Nato attack kills Pakistani troops, says country's military
Helicopters from Afghanistan flew across border in north-west and attacked checkpoint, says Pakistan
Nato helicopters from Afghanistan have intruded into north-west Pakistan and attacked a military checkpoint near the border, killing as many as 25 Pakistani troops, intelligence officials in the country have said.
Sources in the region said up to 14 other soldiers had been wounded in the attack on the Salala checkpoint, about one and a half miles (2.5km) from the Afghan border.
A Pakistani military spokesman confirmed the pre-dawn attack in the tribal region of Mohmand.
"Nato helicopters carried out an unprovoked and indiscriminate firing on a Pakistani check post in Mohmand agency, casualties have been reported and details are awaited," the spokesman told Reuters.

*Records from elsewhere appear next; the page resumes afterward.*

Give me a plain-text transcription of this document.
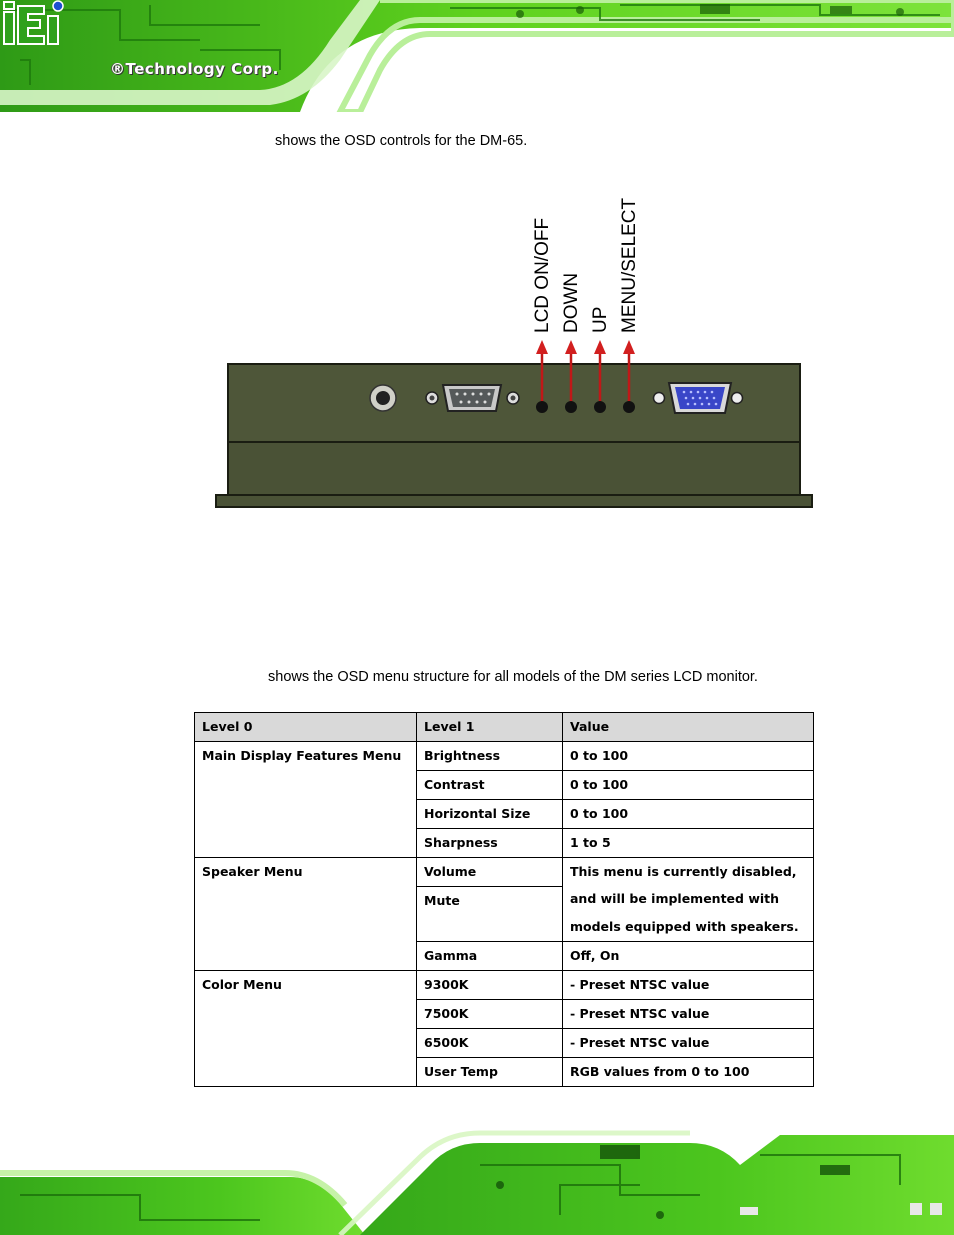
®Technology Corp.
shows the OSD controls for the DM-65.
LCD ON/OFF DOWN UP MENU/SELECT
shows the OSD menu structure for all models of the DM series LCD monitor.
Level 0	Level 1	Value
Main Display Features Menu	Brightness	0 to 100
	Contrast	0 to 100
	Horizontal Size	0 to 100
	Sharpness	1 to 5
Speaker Menu	Volume	This menu is currently disabled,
and will be implemented with
models equipped with speakers.

	Mute	
	Gamma	Off, On
Color Menu	9300K	- Preset NTSC value
	7500K	- Preset NTSC value
	6500K	- Preset NTSC value
	User Temp	RGB values from 0 to 100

The attack took place around 2am in the Baizai area of Mohmand, where Pakistani troops are fighting Taliban militants.
A spokesman for the Nato-led International Security Assistance Force in Kabul said the coalition was aware of "an incident" and gathering more information.
The attack comes as relations between the United States and Pakistan, its ally in the war on terror, are strained following the killing of the al-Qaida leader Osama bin Laden by US special forces in a secret raid on the Pakistani garrison town of Abbottabad in May.

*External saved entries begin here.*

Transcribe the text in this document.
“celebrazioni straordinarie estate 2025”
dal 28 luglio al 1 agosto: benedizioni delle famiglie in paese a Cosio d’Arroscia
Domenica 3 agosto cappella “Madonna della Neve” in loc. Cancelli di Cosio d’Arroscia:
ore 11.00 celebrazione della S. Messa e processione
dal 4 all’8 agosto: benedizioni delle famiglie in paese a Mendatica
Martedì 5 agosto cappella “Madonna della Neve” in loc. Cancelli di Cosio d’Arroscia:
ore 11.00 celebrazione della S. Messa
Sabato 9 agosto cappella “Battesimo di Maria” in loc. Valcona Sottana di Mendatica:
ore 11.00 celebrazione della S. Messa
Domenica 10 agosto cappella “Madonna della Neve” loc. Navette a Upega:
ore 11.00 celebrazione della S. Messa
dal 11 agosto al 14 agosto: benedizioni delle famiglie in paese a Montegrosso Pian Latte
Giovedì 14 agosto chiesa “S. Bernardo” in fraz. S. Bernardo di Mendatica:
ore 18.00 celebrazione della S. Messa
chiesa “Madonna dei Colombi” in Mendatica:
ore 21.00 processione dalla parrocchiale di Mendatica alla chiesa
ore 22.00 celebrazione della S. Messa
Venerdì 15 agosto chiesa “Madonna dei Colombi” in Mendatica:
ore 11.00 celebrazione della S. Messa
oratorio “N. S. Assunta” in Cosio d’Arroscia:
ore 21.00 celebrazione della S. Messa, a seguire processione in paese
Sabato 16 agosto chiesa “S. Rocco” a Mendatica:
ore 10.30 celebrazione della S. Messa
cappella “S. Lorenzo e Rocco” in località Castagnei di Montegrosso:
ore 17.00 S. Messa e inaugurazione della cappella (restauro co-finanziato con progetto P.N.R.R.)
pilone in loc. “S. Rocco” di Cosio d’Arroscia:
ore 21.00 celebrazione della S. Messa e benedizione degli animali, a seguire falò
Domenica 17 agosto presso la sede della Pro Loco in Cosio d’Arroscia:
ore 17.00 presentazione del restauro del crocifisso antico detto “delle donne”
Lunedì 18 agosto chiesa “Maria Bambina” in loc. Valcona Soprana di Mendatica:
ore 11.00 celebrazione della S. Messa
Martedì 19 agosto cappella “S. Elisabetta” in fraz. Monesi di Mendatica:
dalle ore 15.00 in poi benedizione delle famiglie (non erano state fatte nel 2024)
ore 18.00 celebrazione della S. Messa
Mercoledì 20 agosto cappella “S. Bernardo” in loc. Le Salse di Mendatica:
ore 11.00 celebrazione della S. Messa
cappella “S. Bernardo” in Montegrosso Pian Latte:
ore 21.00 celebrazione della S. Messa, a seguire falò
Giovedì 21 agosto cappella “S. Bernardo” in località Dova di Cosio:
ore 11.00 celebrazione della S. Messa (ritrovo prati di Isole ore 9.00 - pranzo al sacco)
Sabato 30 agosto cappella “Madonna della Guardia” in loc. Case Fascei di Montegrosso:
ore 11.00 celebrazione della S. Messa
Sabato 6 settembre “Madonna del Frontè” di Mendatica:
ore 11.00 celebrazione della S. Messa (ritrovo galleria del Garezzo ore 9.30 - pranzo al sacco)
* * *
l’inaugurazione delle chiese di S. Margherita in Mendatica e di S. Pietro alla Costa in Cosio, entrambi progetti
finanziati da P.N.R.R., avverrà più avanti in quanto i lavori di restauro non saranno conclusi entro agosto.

A senior Pakistani military officer said efforts were under way to bring the bodies to the headquarters of Mohmand tribal region from their post located on hilltops near the Afghan border.

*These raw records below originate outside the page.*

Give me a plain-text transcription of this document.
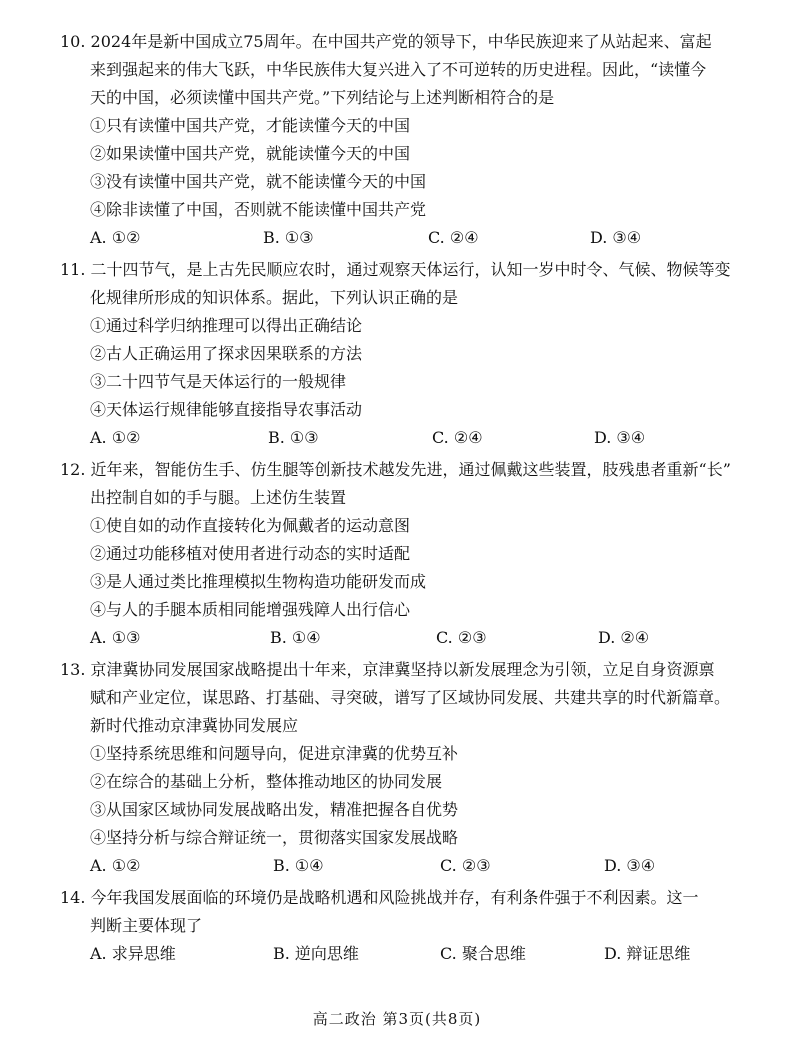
10. 2024年是新中国成立75周年。在中国共产党的领导下，中华民族迎来了从站起来、富起
来到强起来的伟大飞跃，中华民族伟大复兴进入了不可逆转的历史进程。因此，“读懂今
天的中国，必须读懂中国共产党。”下列结论与上述判断相符合的是
①只有读懂中国共产党，才能读懂今天的中国
②如果读懂中国共产党，就能读懂今天的中国
③没有读懂中国共产党，就不能读懂今天的中国
④除非读懂了中国，否则就不能读懂中国共产党
A. ①②	B. ①③	C. ②④	D. ③④
11. 二十四节气，是上古先民顺应农时，通过观察天体运行，认知一岁中时令、气候、物候等变
化规律所形成的知识体系。据此，下列认识正确的是
①通过科学归纳推理可以得出正确结论
②古人正确运用了探求因果联系的方法
③二十四节气是天体运行的一般规律
④天体运行规律能够直接指导农事活动
A. ①②	B. ①③	C. ②④	D. ③④
12. 近年来，智能仿生手、仿生腿等创新技术越发先进，通过佩戴这些装置，肢残患者重新“长”
出控制自如的手与腿。上述仿生装置
①使自如的动作直接转化为佩戴者的运动意图
②通过功能移植对使用者进行动态的实时适配
③是人通过类比推理模拟生物构造功能研发而成
④与人的手腿本质相同能增强残障人出行信心
A. ①③	B. ①④	C. ②③	D. ②④
13. 京津冀协同发展国家战略提出十年来，京津冀坚持以新发展理念为引领，立足自身资源禀
赋和产业定位，谋思路、打基础、寻突破，谱写了区域协同发展、共建共享的时代新篇章。
新时代推动京津冀协同发展应
①坚持系统思维和问题导向，促进京津冀的优势互补
②在综合的基础上分析，整体推动地区的协同发展
③从国家区域协同发展战略出发，精准把握各自优势
④坚持分析与综合辩证统一，贯彻落实国家发展战略
A. ①②	B. ①④	C. ②③	D. ③④
14. 今年我国发展面临的环境仍是战略机遇和风险挑战并存，有利条件强于不利因素。这一
判断主要体现了
A. 求异思维	B. 逆向思维	C. 聚合思维	D. 辩证思维
高二政治 第3页(共8页)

"The latest attack by Nato forces on our post would have serious repercussions as they without any reason attacked on our post and killed soldiers asleep," he said, requesting anonymity because he was not authorised to talk to the media.
Pakistani authorities blocked the vital supply route from Pakistan into Afghanistan for Nato troops, local officials said.
Trucks and fuel tankers were stopped at Jamrud town in the Khyber tribal region near the cit! y of Pes hawar, hours after the raid, they said.
"We have halted the supplies and some 40 tankers and trucks have been returned from the check post in Jamrud," Mutahir Zeb, a senior government official, told Reuters.
Another official said the supplies had been stopped for security reasons.